The Railings
by Strat Coffman
The Railings is a collection of nomadic play assemblies that commandeers familiar safety fixtures as media for pleasure, contact, and unanticipated scenarios. With the original iteration installed in Body Zone, one of the few remaining gay saunas in Detroit, its appearance at Alcova Miami marks the latest iteration—and recontextualization—of this collection.
Using the language of institutional care—grab bars, handrails, padded supports—the work asks how bodies might touch differently when loosened from the orthodoxies of safety that govern the designed environment. While safety railings are typically installed to enforce boundaries of liability and control, The Railings travels beyond sites of industrialized labor, where the logic of caution slips into a game of shared risk.
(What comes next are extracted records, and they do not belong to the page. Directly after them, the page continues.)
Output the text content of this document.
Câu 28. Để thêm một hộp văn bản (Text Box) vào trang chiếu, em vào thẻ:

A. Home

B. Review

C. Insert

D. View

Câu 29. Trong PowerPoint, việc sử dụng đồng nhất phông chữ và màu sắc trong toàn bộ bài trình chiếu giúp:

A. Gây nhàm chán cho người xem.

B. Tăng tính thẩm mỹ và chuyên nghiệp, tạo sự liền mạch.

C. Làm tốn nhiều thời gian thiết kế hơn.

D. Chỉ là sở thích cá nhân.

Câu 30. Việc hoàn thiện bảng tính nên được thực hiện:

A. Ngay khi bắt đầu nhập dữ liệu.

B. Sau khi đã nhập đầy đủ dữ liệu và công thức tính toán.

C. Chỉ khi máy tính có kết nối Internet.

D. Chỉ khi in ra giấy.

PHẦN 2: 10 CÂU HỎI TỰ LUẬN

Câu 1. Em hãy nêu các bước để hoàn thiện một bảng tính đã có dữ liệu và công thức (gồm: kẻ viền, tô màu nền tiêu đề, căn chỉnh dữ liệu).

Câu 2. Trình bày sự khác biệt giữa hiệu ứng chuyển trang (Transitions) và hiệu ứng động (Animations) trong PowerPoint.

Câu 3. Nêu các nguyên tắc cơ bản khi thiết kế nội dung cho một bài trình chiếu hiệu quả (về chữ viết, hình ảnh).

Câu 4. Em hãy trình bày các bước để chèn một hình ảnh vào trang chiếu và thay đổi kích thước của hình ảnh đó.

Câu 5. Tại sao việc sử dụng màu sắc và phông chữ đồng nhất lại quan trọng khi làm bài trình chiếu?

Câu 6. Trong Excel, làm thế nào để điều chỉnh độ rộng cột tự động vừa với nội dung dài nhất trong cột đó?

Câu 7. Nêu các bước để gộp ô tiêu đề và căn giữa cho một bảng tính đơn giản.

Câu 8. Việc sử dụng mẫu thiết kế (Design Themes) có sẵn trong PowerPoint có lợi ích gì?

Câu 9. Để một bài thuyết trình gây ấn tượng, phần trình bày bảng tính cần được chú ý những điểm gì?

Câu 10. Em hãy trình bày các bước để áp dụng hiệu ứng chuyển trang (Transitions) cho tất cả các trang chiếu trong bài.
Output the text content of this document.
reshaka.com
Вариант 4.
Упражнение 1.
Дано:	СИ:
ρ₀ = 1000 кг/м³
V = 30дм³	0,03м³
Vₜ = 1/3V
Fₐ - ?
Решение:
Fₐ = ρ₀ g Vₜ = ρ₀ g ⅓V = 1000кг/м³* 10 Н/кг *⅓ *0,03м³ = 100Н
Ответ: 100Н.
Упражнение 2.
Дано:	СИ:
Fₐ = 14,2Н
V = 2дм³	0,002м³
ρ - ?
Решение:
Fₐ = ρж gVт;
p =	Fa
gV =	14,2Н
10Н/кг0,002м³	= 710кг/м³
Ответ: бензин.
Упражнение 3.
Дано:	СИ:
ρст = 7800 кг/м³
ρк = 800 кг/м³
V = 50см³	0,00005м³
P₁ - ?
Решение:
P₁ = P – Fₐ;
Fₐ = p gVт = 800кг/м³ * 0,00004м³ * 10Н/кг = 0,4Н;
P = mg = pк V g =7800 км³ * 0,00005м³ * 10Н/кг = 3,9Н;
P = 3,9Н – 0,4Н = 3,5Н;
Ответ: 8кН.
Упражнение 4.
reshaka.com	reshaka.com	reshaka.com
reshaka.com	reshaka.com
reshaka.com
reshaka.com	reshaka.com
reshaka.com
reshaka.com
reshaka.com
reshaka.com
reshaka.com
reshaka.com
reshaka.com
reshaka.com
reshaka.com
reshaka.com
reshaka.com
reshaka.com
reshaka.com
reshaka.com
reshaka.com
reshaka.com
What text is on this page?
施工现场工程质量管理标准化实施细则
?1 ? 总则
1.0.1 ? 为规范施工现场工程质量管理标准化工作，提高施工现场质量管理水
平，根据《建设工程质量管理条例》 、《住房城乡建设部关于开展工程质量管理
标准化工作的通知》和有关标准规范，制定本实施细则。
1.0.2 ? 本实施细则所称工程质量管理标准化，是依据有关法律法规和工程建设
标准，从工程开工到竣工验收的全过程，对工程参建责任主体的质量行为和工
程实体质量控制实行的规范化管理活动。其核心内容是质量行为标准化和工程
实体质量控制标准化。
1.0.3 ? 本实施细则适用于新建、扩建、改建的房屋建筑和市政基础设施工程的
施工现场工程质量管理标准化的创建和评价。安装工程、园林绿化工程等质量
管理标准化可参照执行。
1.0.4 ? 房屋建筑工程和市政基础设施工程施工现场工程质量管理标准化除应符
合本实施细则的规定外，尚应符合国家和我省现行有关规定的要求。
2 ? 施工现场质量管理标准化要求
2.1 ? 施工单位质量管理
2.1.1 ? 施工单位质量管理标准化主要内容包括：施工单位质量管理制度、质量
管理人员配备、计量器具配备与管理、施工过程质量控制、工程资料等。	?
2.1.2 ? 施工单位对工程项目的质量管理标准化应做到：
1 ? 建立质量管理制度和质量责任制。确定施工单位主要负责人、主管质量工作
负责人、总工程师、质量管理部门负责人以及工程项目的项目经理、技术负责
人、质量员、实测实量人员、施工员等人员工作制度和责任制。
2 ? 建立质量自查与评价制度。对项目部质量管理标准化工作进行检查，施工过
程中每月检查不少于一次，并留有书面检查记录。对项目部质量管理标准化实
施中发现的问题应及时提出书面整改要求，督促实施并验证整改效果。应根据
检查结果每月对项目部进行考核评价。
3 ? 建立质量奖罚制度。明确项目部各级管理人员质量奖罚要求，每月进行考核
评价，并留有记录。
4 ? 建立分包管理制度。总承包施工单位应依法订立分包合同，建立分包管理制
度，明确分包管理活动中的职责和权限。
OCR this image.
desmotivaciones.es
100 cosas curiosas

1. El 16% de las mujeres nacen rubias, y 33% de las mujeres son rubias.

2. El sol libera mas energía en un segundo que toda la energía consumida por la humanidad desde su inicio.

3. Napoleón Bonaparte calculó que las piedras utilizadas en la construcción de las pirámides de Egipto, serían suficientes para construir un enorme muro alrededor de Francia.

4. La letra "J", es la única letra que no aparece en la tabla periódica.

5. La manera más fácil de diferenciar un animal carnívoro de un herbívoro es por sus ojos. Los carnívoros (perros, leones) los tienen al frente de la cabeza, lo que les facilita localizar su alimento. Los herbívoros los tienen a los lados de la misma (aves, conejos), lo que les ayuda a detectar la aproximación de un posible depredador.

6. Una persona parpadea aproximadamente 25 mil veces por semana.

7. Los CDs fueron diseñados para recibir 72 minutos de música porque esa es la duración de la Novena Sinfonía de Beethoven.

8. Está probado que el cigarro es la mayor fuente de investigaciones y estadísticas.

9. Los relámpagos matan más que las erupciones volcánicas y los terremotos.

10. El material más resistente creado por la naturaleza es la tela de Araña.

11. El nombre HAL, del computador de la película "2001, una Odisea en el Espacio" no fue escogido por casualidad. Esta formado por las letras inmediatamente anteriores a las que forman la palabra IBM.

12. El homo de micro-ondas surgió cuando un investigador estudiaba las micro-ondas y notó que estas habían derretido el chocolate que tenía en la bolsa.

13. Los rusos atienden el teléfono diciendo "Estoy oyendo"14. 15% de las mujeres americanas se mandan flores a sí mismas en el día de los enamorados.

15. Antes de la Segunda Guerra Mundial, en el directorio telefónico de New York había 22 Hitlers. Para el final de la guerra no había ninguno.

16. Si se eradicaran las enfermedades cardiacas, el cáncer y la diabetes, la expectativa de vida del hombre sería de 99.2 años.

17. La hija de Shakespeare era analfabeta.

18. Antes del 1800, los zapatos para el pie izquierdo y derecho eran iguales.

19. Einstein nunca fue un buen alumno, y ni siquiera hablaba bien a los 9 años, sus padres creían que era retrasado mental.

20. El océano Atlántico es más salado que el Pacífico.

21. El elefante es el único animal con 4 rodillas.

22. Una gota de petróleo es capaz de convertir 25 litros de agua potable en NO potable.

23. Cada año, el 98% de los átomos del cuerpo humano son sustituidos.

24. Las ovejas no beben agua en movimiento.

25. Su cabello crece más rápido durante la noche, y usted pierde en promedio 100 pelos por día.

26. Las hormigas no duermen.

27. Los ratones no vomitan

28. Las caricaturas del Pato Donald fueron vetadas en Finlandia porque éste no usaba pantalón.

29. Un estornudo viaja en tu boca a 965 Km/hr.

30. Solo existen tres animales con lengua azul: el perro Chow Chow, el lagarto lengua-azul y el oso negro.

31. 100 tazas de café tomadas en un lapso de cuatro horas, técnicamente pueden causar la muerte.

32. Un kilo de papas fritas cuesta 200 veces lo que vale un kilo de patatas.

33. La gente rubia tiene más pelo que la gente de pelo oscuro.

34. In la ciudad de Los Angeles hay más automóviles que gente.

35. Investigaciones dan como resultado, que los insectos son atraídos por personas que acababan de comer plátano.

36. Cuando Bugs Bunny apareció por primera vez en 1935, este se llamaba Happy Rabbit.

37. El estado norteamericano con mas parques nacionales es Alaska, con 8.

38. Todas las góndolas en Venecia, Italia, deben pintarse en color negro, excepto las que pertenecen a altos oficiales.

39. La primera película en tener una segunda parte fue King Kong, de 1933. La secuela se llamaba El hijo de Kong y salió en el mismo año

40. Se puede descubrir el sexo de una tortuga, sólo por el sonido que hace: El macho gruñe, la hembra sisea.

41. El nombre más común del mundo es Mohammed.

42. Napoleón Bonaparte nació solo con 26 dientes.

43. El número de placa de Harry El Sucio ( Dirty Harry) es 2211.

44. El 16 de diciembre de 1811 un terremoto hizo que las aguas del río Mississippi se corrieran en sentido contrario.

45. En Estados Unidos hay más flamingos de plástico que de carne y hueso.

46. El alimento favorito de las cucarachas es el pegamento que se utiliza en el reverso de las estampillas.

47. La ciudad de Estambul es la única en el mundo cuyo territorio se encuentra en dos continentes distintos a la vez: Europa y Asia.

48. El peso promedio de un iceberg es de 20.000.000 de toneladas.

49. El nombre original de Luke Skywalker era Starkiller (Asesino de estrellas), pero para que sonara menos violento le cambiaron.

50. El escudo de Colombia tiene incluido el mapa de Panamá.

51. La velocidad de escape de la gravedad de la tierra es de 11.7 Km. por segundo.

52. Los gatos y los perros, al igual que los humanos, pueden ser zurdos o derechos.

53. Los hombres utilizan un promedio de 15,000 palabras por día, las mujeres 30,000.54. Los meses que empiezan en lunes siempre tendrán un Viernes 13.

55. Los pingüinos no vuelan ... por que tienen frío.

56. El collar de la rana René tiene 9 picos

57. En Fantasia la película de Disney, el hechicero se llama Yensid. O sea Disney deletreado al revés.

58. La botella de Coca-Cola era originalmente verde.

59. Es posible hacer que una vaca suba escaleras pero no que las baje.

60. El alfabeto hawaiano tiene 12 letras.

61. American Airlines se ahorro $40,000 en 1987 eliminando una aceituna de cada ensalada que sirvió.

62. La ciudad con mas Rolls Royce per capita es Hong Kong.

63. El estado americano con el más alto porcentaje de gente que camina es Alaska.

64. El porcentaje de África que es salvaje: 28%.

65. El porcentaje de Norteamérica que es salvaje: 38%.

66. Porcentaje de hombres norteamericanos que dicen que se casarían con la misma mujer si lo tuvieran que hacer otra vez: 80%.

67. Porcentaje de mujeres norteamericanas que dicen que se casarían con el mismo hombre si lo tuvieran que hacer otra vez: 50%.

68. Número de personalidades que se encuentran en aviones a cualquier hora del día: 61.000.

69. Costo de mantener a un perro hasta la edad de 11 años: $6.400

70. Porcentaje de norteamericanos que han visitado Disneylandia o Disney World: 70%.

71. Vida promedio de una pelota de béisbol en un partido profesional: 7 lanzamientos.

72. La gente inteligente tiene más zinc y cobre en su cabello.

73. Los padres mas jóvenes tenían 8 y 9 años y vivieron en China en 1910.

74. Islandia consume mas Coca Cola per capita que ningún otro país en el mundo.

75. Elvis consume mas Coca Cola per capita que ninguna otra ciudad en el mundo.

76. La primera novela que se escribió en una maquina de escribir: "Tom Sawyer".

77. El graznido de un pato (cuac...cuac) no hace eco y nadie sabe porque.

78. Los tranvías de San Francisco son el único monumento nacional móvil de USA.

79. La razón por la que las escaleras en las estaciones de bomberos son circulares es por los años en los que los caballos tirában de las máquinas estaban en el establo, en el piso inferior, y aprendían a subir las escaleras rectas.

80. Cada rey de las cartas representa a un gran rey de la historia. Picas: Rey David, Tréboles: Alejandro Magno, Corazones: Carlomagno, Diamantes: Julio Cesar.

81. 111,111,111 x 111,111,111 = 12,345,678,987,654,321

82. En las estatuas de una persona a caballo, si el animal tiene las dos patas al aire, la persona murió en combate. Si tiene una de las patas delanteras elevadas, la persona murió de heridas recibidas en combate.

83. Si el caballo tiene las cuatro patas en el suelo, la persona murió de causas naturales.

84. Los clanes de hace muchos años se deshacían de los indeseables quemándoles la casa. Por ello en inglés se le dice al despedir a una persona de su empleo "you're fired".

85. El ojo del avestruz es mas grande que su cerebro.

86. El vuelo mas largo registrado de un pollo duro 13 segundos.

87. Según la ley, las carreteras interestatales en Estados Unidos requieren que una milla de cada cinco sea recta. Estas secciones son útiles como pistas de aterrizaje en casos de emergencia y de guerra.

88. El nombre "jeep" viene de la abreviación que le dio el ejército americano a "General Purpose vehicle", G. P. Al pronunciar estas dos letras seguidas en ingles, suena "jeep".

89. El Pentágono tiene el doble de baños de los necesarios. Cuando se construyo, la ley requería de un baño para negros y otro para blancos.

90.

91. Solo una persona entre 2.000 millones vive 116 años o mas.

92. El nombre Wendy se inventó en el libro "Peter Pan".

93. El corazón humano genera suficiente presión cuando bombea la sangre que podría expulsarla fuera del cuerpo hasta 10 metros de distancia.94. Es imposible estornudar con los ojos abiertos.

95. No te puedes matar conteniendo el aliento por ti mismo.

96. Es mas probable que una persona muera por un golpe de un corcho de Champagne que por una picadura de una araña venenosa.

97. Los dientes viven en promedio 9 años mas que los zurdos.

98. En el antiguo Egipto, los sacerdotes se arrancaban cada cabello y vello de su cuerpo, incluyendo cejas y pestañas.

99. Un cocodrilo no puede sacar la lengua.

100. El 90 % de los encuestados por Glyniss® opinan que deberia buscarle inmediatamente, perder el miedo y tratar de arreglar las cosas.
As its cushions get strapped around these rails, and unstrapped, piled, hung, folded, rolled, and kneeled on, The Railings flirts with multiple uses. Its function remains conveniently open to interpretation, to users and hosting institutions alike, inviting play with different intimate acts under the cover of its strategic ambiguity. It finds here a zone to the side of named positions, legal labels, and safety perimeters, a zone for, in the words of writer and literary critic Samuel Delany, “a certain social excess.”
The Railings is outfitted with a family of accessories, at once ornamental and functional, that suggestively proliferate pipe dreams (aka scenarios that the railings can host). Each accessory activates a different bodily sense—the burn from the slap of a paddle or the delicate scent of a cut flower.
Strat Coffman is a spatial designer whose work reimagines the role of standards, sensation, and the body in contemporary architecture. Their work spans event architecture, exhibition design, and speculative furniture, often repurposing generic materials and infrastructural components to create new, sensory forms. They have worked with a diverse range of clients and venues, from art institutions and galleries to private bathhouses and music festivals. They are based in Los Angeles, where they teach at the University of Southern California. They are a recipient of the 2024 Architectural League Prize and their work has appeared at the MAK Center for Art and Architecture, the MIT List Visual Arts Center, and the Goethe Institut.